In any case, Junts, led by Laura Borràs, made the Esquerra candidate sweat the investiture. After the constitution of the Chamber, in which the post-convergents obtained the presidency for Borràs herself thanks to the absolute pro-independence majority, Aragonès had to go through a failed investiture on March 26 and 30 due to the abstention of Junts as it was not reached a government agreement.
A few days before the deadline for new elections to be automatically called expired, ERC and Junts reached an agreement and Aragonès was inaugurated on May 21. A fragile agreement that conditioned the entire legislature and that was broken 16 months later, leaving Esquerra in a minority and forced to agree on two budgets in a row with PSC and the commons.
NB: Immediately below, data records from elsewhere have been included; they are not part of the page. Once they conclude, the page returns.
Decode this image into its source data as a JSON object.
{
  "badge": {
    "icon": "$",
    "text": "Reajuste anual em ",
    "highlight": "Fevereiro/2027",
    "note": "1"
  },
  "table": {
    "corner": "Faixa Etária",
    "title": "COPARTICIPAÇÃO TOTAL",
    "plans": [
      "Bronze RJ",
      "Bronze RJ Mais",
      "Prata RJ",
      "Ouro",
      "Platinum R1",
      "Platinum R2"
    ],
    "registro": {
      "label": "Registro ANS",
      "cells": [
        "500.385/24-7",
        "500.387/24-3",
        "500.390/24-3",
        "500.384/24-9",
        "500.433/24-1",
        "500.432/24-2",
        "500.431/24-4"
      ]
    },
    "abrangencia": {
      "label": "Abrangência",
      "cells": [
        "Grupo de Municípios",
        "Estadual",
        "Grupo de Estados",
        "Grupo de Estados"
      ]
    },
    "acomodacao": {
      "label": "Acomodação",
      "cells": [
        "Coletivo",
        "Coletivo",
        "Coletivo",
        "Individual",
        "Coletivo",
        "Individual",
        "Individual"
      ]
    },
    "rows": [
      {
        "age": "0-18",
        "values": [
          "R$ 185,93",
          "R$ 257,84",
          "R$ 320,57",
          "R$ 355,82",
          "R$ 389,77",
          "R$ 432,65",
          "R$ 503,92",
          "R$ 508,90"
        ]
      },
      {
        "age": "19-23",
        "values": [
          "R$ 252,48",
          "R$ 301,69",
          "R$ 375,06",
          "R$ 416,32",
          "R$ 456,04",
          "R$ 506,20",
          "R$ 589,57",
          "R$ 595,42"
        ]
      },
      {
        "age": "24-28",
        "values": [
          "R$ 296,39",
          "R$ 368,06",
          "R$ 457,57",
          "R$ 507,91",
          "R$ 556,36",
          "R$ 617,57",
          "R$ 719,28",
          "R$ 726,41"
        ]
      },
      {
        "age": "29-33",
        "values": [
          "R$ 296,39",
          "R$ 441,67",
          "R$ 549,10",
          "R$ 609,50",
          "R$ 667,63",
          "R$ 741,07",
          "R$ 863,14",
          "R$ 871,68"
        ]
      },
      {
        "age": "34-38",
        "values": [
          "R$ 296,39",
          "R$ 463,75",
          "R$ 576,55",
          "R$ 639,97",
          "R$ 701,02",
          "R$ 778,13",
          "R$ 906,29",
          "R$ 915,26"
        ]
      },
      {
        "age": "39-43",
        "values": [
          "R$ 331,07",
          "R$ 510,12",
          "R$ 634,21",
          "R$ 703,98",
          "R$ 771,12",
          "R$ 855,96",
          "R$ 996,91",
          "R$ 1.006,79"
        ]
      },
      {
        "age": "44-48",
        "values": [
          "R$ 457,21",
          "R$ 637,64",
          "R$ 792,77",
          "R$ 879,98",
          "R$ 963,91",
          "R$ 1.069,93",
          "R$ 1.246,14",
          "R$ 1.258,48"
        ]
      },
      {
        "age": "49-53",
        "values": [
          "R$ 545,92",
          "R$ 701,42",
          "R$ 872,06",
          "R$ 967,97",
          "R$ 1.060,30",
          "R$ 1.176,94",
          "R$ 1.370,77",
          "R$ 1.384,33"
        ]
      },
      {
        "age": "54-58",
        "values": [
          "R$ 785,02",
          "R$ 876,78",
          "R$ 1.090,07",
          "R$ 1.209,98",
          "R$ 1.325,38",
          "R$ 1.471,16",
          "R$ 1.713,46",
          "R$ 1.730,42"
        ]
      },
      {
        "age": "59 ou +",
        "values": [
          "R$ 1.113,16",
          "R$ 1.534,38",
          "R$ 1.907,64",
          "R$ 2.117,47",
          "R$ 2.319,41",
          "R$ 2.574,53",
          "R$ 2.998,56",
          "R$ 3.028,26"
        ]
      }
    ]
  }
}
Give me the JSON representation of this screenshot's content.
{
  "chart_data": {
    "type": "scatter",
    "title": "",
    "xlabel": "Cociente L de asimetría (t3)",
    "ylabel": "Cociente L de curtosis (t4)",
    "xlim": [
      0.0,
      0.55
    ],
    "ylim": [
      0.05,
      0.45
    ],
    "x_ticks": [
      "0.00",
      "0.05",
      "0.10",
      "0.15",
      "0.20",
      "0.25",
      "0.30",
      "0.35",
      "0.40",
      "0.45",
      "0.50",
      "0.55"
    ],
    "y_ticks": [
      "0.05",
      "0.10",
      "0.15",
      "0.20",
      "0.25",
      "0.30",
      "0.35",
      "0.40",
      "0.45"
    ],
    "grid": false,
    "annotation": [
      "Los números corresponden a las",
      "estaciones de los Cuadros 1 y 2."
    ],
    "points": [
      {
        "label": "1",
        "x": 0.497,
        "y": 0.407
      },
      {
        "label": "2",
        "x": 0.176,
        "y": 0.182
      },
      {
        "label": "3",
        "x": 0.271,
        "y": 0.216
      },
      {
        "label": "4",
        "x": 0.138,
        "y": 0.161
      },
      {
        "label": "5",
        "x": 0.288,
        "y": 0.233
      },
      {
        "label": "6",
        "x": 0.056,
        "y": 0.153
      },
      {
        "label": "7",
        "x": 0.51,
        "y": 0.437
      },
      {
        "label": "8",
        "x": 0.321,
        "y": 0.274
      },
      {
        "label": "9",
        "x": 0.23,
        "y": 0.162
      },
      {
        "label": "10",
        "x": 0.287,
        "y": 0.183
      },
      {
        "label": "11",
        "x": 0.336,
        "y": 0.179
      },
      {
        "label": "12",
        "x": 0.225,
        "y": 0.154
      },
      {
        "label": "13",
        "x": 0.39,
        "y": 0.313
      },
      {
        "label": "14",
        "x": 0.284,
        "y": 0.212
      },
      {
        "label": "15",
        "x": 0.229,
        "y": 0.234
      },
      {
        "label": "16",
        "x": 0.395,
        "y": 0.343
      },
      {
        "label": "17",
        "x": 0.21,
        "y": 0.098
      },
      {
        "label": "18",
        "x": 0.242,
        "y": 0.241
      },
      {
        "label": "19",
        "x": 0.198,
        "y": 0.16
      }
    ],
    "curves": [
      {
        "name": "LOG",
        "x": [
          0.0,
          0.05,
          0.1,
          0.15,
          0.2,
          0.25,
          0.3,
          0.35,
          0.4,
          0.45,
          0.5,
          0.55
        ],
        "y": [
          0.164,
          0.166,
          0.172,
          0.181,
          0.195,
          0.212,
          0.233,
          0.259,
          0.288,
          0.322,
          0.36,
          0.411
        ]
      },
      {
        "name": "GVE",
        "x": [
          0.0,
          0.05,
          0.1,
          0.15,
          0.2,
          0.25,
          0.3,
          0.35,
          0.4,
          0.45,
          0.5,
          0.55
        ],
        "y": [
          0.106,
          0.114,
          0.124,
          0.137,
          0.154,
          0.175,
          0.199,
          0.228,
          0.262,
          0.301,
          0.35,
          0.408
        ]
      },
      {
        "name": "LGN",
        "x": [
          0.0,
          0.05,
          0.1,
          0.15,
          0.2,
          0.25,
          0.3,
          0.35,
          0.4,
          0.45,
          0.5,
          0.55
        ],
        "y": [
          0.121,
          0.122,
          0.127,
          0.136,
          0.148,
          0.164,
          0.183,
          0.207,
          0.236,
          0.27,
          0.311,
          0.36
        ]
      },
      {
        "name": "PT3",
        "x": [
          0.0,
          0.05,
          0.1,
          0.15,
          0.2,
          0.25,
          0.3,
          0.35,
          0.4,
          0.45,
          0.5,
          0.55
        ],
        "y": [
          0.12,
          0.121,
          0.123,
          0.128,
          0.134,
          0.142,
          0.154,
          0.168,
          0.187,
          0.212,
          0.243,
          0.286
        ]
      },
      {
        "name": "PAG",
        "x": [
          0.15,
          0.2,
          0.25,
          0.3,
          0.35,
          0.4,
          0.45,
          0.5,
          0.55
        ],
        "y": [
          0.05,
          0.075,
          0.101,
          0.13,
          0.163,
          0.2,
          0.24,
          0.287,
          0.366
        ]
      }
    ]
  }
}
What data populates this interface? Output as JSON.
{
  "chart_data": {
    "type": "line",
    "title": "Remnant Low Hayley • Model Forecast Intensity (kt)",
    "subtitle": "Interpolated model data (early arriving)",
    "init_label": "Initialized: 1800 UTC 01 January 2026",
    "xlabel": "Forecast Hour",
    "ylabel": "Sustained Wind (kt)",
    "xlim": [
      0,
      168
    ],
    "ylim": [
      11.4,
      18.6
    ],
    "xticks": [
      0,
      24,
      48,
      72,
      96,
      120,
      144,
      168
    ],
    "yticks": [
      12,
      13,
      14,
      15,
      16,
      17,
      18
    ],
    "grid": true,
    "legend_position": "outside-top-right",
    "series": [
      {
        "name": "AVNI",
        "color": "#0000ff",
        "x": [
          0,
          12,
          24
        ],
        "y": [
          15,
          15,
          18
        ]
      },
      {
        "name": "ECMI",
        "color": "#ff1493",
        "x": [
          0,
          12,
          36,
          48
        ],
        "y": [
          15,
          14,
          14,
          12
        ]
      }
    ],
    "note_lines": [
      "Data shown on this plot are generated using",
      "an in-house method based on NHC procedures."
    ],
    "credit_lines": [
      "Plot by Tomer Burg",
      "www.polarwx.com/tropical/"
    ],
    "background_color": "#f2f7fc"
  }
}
The rejection of the commons to a third budget forced Aragonès to anticipate the elections for this May 12.
Regarding the rest of the political formations, those elections meant the collapse of Ciudadanos, with Carlos Carrizosa at the helm, which went from being the first force in the Parliament with 36 seats to seventh with only 6 (5.6% of the vote) and the continuity of the decline of Alejandro Fernández’s PP (3.95 of the vote), which was left with three deputies, of the four it held, and had to move to the mixed group. The two Spanish center-right parties were greatly diminished by the firm entry of Ignacio Garriga’s far-right Vox, which garnered 7.7% of the vote and won 11 seats.
On the left side, the commons, led by Jéssica Albiach, maintained the eight seats they already had and the CUP, with Dolors Sabater, recovered, going from 4 deputies in 2017 to 9.